Nudity and sexual activity

There is no nudity but some sexual activity in this movie, including:

  • Simon kisses another boy both in his imagination and in reality.
  • Simon’s parents kiss on several occasions.
  • Simon walks in on Bram (Kelynan Lonsdale) kissing a girl in his bedroom.

Use of substances

There is some use of substances in this movie, including:

  • There’s a lot of drinking of alcohol at a party. Simon plays a drinking game with Bram and both get quite drunk. Martin drinks a lot and vomits all over Simon.
  • There is a brief mention of someone smoking pot.

Coarse language

There is quite a bit of coarse language in this movie, including:

Frequent use of the following words:

  • God
  • Oh my God
  • Goddamn
  • Ass
  • Assholes
  • Crap
  • Shit
  • Hell

Infrequent use of:

  • Fuck
  • Chicken shit
  • God help me Jesus

In a nutshell

Love, Simon is a poignant, coming of age teenage movie with a difference. It explores the difficulties gay young people have with talking about their sexual orientation to their friends and families. It is bold and heartfelt, engendering empathy with the characters. While not suitable for younger viewers, it will appeal to older teens.
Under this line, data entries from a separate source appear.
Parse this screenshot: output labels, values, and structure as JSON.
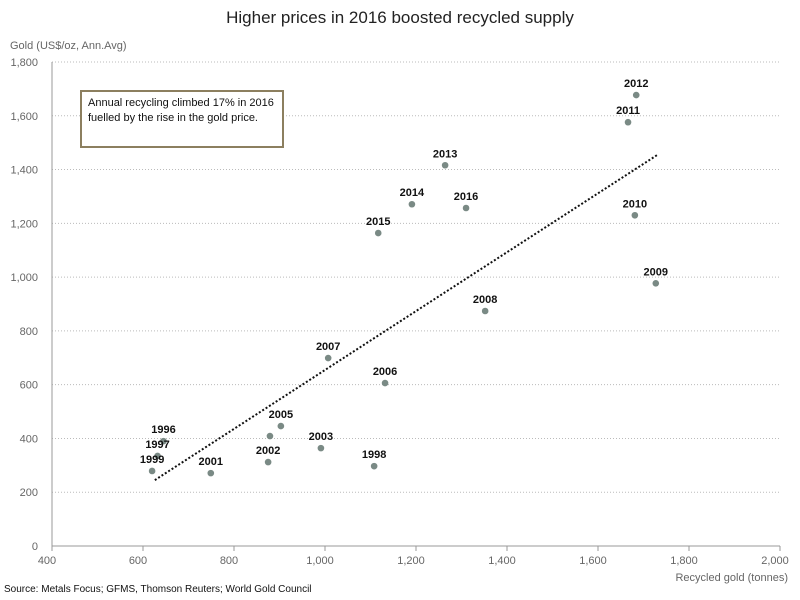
{
  "chart_data": {
    "type": "scatter",
    "title": "Higher prices in 2016 boosted recycled supply",
    "ylabel": "Gold (US$/oz, Ann.Avg)",
    "xlabel": "Recycled gold (tonnes)",
    "xlim": [
      400,
      2000
    ],
    "ylim": [
      0,
      1800
    ],
    "xticks": [
      "400",
      "600",
      "800",
      "1,000",
      "1,200",
      "1,400",
      "1,600",
      "1,800",
      "2,000"
    ],
    "yticks": [
      "0",
      "200",
      "400",
      "600",
      "800",
      "1,000",
      "1,200",
      "1,400",
      "1,600",
      "1,800"
    ],
    "grid": "horizontal dotted",
    "point_color": "#7a8a85",
    "points": [
      {
        "label": "1996",
        "x": 645,
        "y": 390
      },
      {
        "label": "1997",
        "x": 632,
        "y": 335
      },
      {
        "label": "1998",
        "x": 1108,
        "y": 297
      },
      {
        "label": "1999",
        "x": 620,
        "y": 279
      },
      {
        "label": "",
        "x": 879,
        "y": 409
      },
      {
        "label": "2001",
        "x": 749,
        "y": 271
      },
      {
        "label": "2002",
        "x": 875,
        "y": 312
      },
      {
        "label": "2003",
        "x": 991,
        "y": 364
      },
      {
        "label": "2005",
        "x": 903,
        "y": 446
      },
      {
        "label": "2006",
        "x": 1132,
        "y": 606
      },
      {
        "label": "2007",
        "x": 1007,
        "y": 699
      },
      {
        "label": "2008",
        "x": 1352,
        "y": 874
      },
      {
        "label": "2009",
        "x": 1727,
        "y": 977
      },
      {
        "label": "2010",
        "x": 1681,
        "y": 1230
      },
      {
        "label": "2011",
        "x": 1666,
        "y": 1576
      },
      {
        "label": "2012",
        "x": 1684,
        "y": 1677
      },
      {
        "label": "2013",
        "x": 1264,
        "y": 1416
      },
      {
        "label": "2014",
        "x": 1191,
        "y": 1271
      },
      {
        "label": "2015",
        "x": 1117,
        "y": 1164
      },
      {
        "label": "2016",
        "x": 1310,
        "y": 1257
      }
    ],
    "trendline": {
      "style": "dotted",
      "from": [
        626,
        245
      ],
      "to": [
        1730,
        1454
      ]
    },
    "annotation": "Annual recycling climbed 17% in 2016 fuelled by the rise in the gold price."
  },
  "source": "Source: Metals Focus; GFMS, Thomson Reuters; World Gold Council"
}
The main messages from this movie are to be honest with yourself and those you love and to have the courage to be the person you want to be.

Values in this movie that parents may wish to reinforce with their children include:

  • Empathy
  • Tolerance

This movie could also give parents the opportunity to discuss with their children attitudes and behaviours, and their real-life consequences, such as.

  • How one person’s thoughtless actions can destroy someone else’s life particularly in this technological age when people publish and say the most awful things about others online.
  • Thinking about what you are putting online and firstly thinking about whether you would actually say this to someone face to face.
  • Understanding about the consequences of publishing anything online and the impact this has on others.